Instantly we were hooked. Around 2000, Alexander became a devoted snowboarder. He and I would climb up the mountains on the summits and the snow was surprisingly hard and easy to walk on. He would snowboard down, and, initially, I would take my downhill skies, but being used to groomed slopes, I found the skiing surprisingly difficult and I mostly stuck to hiking or cross country skiing.
Don would watch the snowmobiling action. Once he and Alexander actually saw a snowmobile rolling down from the mountain on the west side of the road at the Summit Lake parking lot. It flew over the highway and landed somewhere at the lake. Luckily the driver was still high up on the mountain.
Interestingly enough, it was decided soon after that that we would like a snow machine and Don bought an Indy 500 skidoo. We also discovered the amazing Bear Creek Summit. This summit is less accessible, but closer to home for us.
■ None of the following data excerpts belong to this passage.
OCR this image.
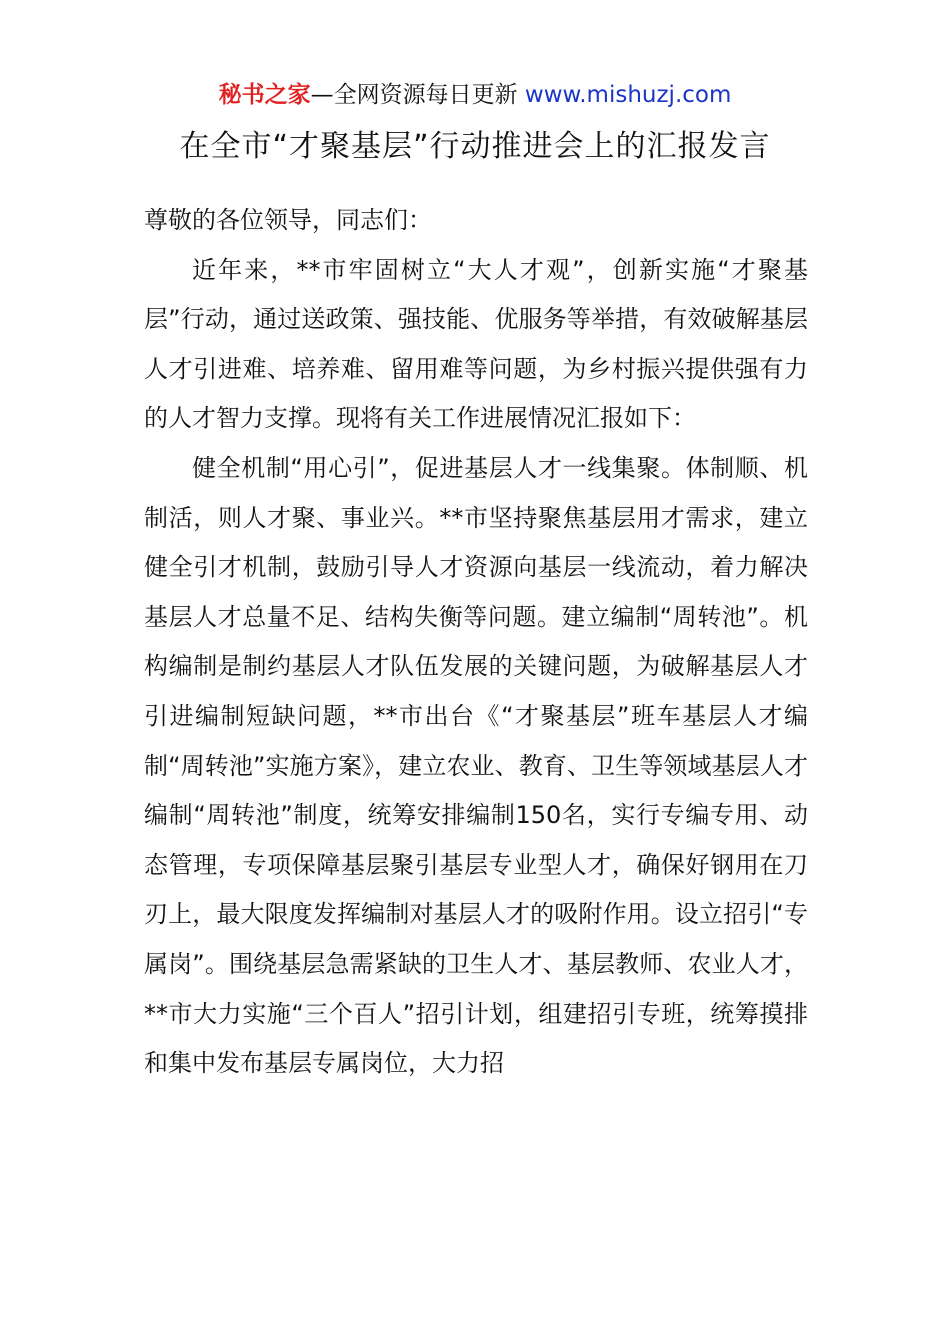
秘书之家—全网资源每日更新 www.mishuzj.com
在全市“才聚基层”行动推进会上的汇报发言

尊敬的各位领导，同志们：

近年来，**市牢固树立“大人才观”，创新实施“才聚基层”行动，通过送政策、强技能、优服务等举措，有效破解基层人才引进难、培养难、留用难等问题，为乡村振兴提供强有力的人才智力支撑。现将有关工作进展情况汇报如下：

健全机制“用心引”，促进基层人才一线集聚。体制顺、机制活，则人才聚、事业兴。**市坚持聚焦基层用才需求，建立健全引才机制，鼓励引导人才资源向基层一线流动，着力解决基层人才总量不足、结构失衡等问题。建立编制“周转池”。机构编制是制约基层人才队伍发展的关键问题，为破解基层人才引进编制短缺问题，**市出台《“才聚基层”班车基层人才编制“周转池”实施方案》，建立农业、教育、卫生等领域基层人才编制“周转池”制度，统筹安排编制150名，实行专编专用、动态管理，专项保障基层聚引基层专业型人才，确保好钢用在刀刃上，最大限度发挥编制对基层人才的吸附作用。设立招引“专属岗”。围绕基层急需紧缺的卫生人才、基层教师、农业人才，**市大力实施“三个百人”招引计划，组建招引专班，统筹摸排和集中发布基层专属岗位，大力招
Jim Parkinson especially liked to drag us out on Easter, as that is when it was “really” happening. The parking lot on the Skagway summit would be full of campers.
If we were lucky the sun came out, and we would lounge in sun chairs and drink beer. I loved it because it reminded me of beach tourism at it’s best. I loved it all: waking up frozen (we camped without a camper) and starting the van to warm up. Then, I would wind my way through the campers to find Cherlynn (a neighbour) and her sister, for a morning walk.
We would watch the slow waking up of this makeshift village: the rumble of snow machines being started and the laughter and chatter of the children. Alexander would climb the slope with his snowboard, or be towed up by a willing snowmobiler, hooking up in the process with other snowboarders. I would hike, cross-country ski or ride with Don and Jim – whatever I fancied.
If you are into “summit sports” you will know of the dangers beyond rolling a skidoo. If you are not, but would like to try, for your own safety, please educate yourself, as it is not a danger-free destination.
On Jan. 11 What’s Up Yukon published an excellent article about avalanche education. But avalanches are not the only hazard. Just stepping off the road, thinking you are stepping on what looks like solid snow, you could fall into a tree well or, once you are on your way, you could step off an invisible cliff. And do not get lost in a white-out.
It is essential to be aware of weather conditions. When I check the webcam from Fraser Camp, (Skagway Summit), first I get a frosted image and it looks like the eye of the webcam is frozen over. But on a later date I see it is still providing imagery of the conditions at that moment. And check the road reports: the highways could be closed, due to weather.
My husband Don prided himself on finding clear weather. In fog, when the air surrounding you is as white as the snow, you are not going very far. We would first always go to the Canadian/American border, but then would backtrack to Fraser, B.C. or even Log Cabin. We would never cease to find a sunny, or at least clear spot, somewhere.
Somehow, for us, Bear Creek Summit always had clear skies, and less people for that matter. I love Bear Creek Summit; it’s more remote and, probably due the fact that you can’t park your camper right by the foot of the mountain, it’s less busy. The Haines Summit, with its many possibilities, also became a popular winter destination in those years.
I like to dream that I will manage a trip to a summit again this winter.